Volvo, rinomata per le sue innovazioni in materia di sicurezza – inclusa l’invenzione della cintura di sicurezza a tre punti – sta ora affrontando le distrazioni in auto con un approccio non convenzionale: un nuovo carattere tipografico. La casa automobilistica ritiene che migliorare la leggibilità sugli schermi possa ridurre l’affaticamento degli occhi del conducente e potenzialmente prevenire gli incidenti, ma i critici sostengono che esiste già una soluzione più semplice.
Il carattere Volvo Centum: progettato per la messa a fuoco
Il nuovo carattere, soprannominato Volvo Centum, è il risultato diretto della crescente dipendenza dai touchscreen delle auto. Progettato in collaborazione con Dalton Maag, il carattere tipografico ha lo scopo di “influenzare direttamente i movimenti degli occhi”, riducendo al minimo le distrazioni e aiutando i conducenti a elaborare le informazioni più velocemente.

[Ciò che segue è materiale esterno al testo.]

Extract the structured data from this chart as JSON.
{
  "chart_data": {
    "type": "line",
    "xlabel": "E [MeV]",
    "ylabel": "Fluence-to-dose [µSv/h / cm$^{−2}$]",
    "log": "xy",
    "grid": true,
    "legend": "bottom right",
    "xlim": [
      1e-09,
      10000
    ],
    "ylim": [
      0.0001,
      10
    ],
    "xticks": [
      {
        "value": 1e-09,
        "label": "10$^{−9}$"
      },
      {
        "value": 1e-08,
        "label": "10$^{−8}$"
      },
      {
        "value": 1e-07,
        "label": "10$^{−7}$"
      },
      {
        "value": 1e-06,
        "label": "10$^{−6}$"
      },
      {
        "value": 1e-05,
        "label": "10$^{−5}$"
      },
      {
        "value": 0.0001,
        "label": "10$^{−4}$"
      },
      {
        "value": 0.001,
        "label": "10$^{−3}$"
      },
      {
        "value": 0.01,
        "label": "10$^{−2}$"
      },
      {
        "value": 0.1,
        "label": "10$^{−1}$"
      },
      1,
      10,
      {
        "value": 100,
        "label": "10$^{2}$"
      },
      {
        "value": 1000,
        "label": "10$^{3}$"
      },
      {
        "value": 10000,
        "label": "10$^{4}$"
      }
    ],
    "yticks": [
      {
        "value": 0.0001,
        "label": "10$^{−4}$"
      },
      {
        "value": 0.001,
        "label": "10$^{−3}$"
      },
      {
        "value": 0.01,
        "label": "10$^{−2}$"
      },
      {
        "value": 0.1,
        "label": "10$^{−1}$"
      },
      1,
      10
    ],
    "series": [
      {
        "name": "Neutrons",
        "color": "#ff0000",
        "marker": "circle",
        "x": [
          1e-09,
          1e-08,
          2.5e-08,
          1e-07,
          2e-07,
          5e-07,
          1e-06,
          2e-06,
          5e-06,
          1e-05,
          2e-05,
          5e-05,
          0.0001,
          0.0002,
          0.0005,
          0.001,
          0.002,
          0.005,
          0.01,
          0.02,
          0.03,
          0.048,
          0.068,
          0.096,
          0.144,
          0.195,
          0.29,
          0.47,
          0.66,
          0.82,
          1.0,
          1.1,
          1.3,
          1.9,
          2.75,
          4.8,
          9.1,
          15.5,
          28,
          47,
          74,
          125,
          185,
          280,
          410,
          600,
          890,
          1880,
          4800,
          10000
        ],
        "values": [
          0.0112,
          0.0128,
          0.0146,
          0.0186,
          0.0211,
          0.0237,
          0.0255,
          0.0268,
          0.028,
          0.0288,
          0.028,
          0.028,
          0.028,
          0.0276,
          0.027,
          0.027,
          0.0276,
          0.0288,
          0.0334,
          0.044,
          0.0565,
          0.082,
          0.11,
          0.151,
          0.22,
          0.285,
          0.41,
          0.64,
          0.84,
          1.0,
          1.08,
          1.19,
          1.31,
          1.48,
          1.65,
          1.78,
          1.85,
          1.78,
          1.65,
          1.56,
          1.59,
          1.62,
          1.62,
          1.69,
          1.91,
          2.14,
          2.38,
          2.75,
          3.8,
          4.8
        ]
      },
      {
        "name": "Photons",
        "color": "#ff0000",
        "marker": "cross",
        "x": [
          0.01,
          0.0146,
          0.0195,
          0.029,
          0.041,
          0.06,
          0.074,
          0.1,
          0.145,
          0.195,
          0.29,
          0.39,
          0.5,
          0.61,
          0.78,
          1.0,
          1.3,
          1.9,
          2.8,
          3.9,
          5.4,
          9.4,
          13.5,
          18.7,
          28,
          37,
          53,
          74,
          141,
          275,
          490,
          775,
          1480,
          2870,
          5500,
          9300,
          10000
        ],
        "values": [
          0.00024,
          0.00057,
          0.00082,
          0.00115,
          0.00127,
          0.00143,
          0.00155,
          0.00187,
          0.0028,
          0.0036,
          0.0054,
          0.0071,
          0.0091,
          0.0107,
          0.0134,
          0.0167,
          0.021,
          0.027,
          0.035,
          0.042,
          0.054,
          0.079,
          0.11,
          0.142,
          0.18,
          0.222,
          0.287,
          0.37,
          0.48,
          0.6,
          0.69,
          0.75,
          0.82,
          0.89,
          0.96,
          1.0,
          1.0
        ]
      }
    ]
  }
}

Secondo Pablo Bosch, sviluppatore di caratteri presso Dalton Maag, “Ogni scelta progettuale… è fatta per aiutare le persone a leggere più velocemente, capire meglio e rimanere concentrate in macchina.” Volvo prevede di introdurre il carattere nel modello EX60 a partire dal 2026, in concomitanza con il centenario dell’azienda nel 2027.
Questo non è solo un espediente di design; gli studi dimostrano che i conducenti trascorrono molto tempo interagendo con i touchscreen centrali. Una ricerca AAA indica che i guidatori distolgono la loro attenzione in media per da 18 a 40 secondi, a seconda dell’età. A 25 miglia orarie, un veicolo può percorrere quasi cinque campi da calcio in 40 secondi, sottolineando i rischi reali derivanti dalla guida distratta.
Il caso dei pulsanti fisici
Sebbene un carattere più leggibile possa aiutare, molti esperti del settore e automobilisti frustrati vedono un’alternativa ovvia: il ritorno dei pulsanti fisici. Dopo anni passati a sostituire i controlli tattili con interfacce touchscreen, case automobilistiche come Hyundai, Porsche e Volkswagen stanno ora reintroducendo i pulsanti nei loro progetti.
Questo cambiamento riconosce che i controlli fisici sono più veloci, più sicuri e più intuitivi rispetto alla navigazione nei menu complessi su uno schermo. Attività semplici come la regolazione della velocità della ventola o l’apertura del vano portaoggetti non dovrebbero richiedere tocchi e passaggi multipli mentre si è al volante.
L’esitazione di Volvo
Nonostante abbia riconosciuto il problema, Volvo è lenta nell’adottare la soluzione. Il nuovo EX60, pur presentando il carattere migliorato, fa ancora molto affidamento sui controlli touchscreen, rispecchiando l’esperienza frustrante dell’attuale modello EX30. L’azienda ha almeno indicato che sta valutando la possibilità di riportare in auge i tradizionali portachiavi invece delle chiavi magnetiche, suggerendo una potenziale volontà di ripensare il suo approccio digitale.
Il passaggio di Volvo verso caratteri più leggibili è un passo nella giusta direzione, ma il modo più efficace per ridurre la distrazione del conducente rimane chiaro: ripristinare i pulsanti.